Out of the Ordinary
- February 19, 2018
- Posted by: Robert Rose
- Category: Business Transformation

Hustle. Be remarkable, special. Obsess or be average. Differentiate.
Every day we urge others, and are urged ourselves, to do something different than we did the day before. Breathless book titles, blog headlines, and speakers tell us that to succeed we need to figure out how to create special, unique things. And we need to do this every. Single. Day.
It’s exhausting.
You can’t be remarkable every single day. By definition. If you were, the sheer uniformity of your remarkableness would make it unremarkable. You can’t exponentially hustle more tomorrow than you hustled today. If you hustled only one hour Monday, and then doubled your hustle every day thereafter, you’d be out of hustle hours by Thursday.
Our push to continuously excel and differentiate and hustle has, in many cases, become the focus of our content practice, our career. It breeds a hurriedness to our life.
I had a call the other day with one of my clients. We’d been talking about how to bring joy back into the job. We talked about quitting social media, getting more focused, or figuring out how to take quality time for creativity. She said, “When did I stop allowing my days to be elegant? When did I start believing that I wasn’t enough unless I kept pace?” Then she said the thing that most resonated with me: “My favorite moment of the last week was sitting on my porch watching it snow. I savored every moment of that quiet, ordinary scene.”
It was her slowed-down absorption in the ordinary that gave her access to the extraordinary.

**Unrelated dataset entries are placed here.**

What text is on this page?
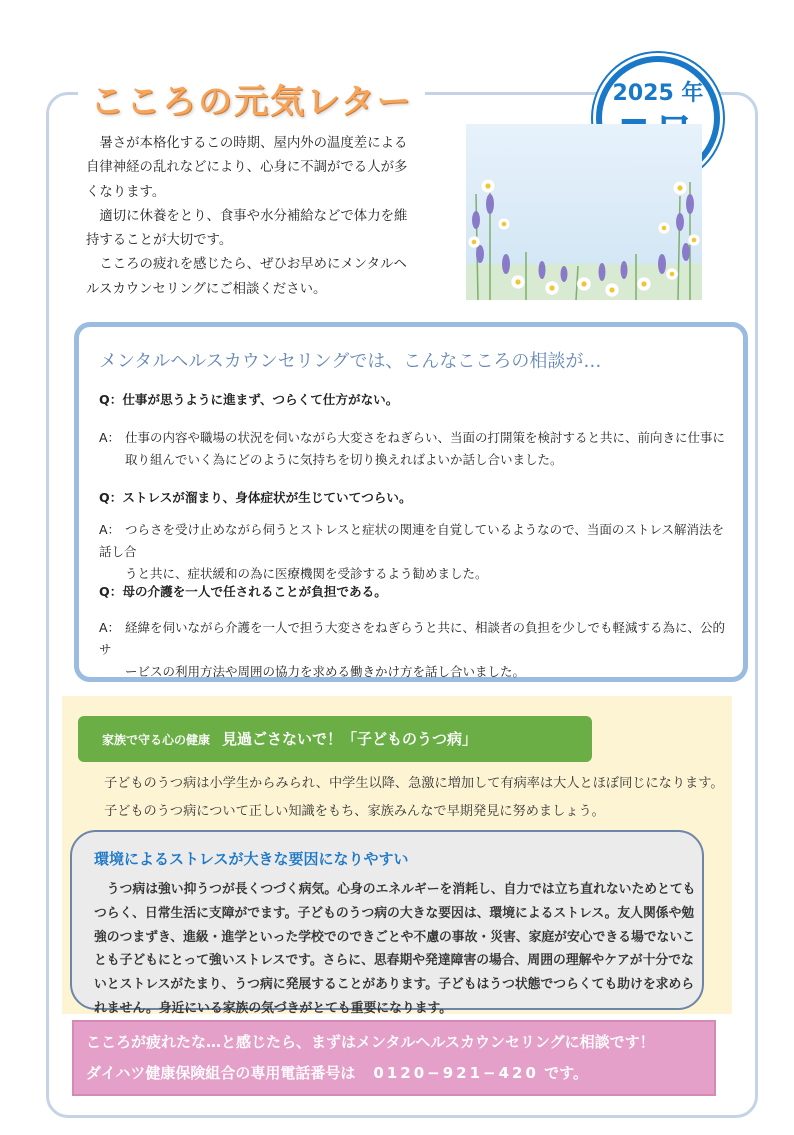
こころの元気レター	2025 年

暑さが本格化するこの時期、屋内外の温度差による自律神経の乱れなどにより、心身に不調がでる人が多くなります。

適切に休養をとり、食事や水分補給などで体力を維持することが大切です。

こころの疲れを感じたら、ぜひお早めにメンタルヘルスカウンセリングにご相談ください。

メンタルヘルスカウンセリングでは、こんなこころの相談が…
Q：仕事が思うように進まず、つらくて仕方がない。
A： 仕事の内容や職場の状況を伺いながら大変さをねぎらい、当面の打開策を検討すると共に、前向きに仕事に
取り組んでいく為にどのように気持ちを切り換えればよいか話し合いました。
Q：ストレスが溜まり、身体症状が生じていてつらい。
A： つらさを受け止めながら伺うとストレスと症状の関連を自覚しているようなので、当面のストレス解消法を話し合
うと共に、症状緩和の為に医療機関を受診するよう勧めました。
Q：母の介護を一人で任されることが負担である。
A： 経緯を伺いながら介護を一人で担う大変さをねぎらうと共に、相談者の負担を少しでも軽減する為に、公的サ
ービスの利用方法や周囲の協力を求める働きかけ方を話し合いました。
家族で守る心の健康 見過ごさないで！「子どものうつ病」
子どものうつ病は小学生からみられ、中学生以降、急激に増加して有病率は大人とほぼ同じになります。
子どものうつ病について正しい知識をもち、家族みんなで早期発見に努めましょう。
環境によるストレスが大きな要因になりやすい

うつ病は強い抑うつが長くつづく病気。心身のエネルギーを消耗し、自力では立ち直れないためとてもつらく、日常生活に支障がでます。子どものうつ病の大きな要因は、環境によるストレス。友人関係や勉強のつまずき、進級・進学といった学校でのできごとや不慮の事故・災害、家庭が安心できる場でないことも子どもにとって強いストレスです。さらに、思春期や発達障害の場合、周囲の理解やケアが十分でないとストレスがたまり、うつ病に発展することがあります。子どもはうつ状態でつらくても助けを求められません。身近にいる家族の気づきがとても重要になります。

こころが疲れたな…と感じたら、まずはメンタルヘルスカウンセリングに相談です！
ダイハツ健康保険組合の専用電話番号は 0120−921−420 です。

We can access the extraordinary through the quiet, ordinariness of our work, too – if we’re willing to give up feeling superior (or inferior) to those around us. If we’re willing to be comfortable with ourselves. If we’re willing to find the “special” inside ourselves, rather than only in some external measurement of validation.
Next time you find yourself striving to create the most special piece of content ever, do the equivalent of going outside and sitting one your porch to watch it snow: Give your full, unencumbered attention to your work in all its ordinariness. That’s when the extraordinary can emerge.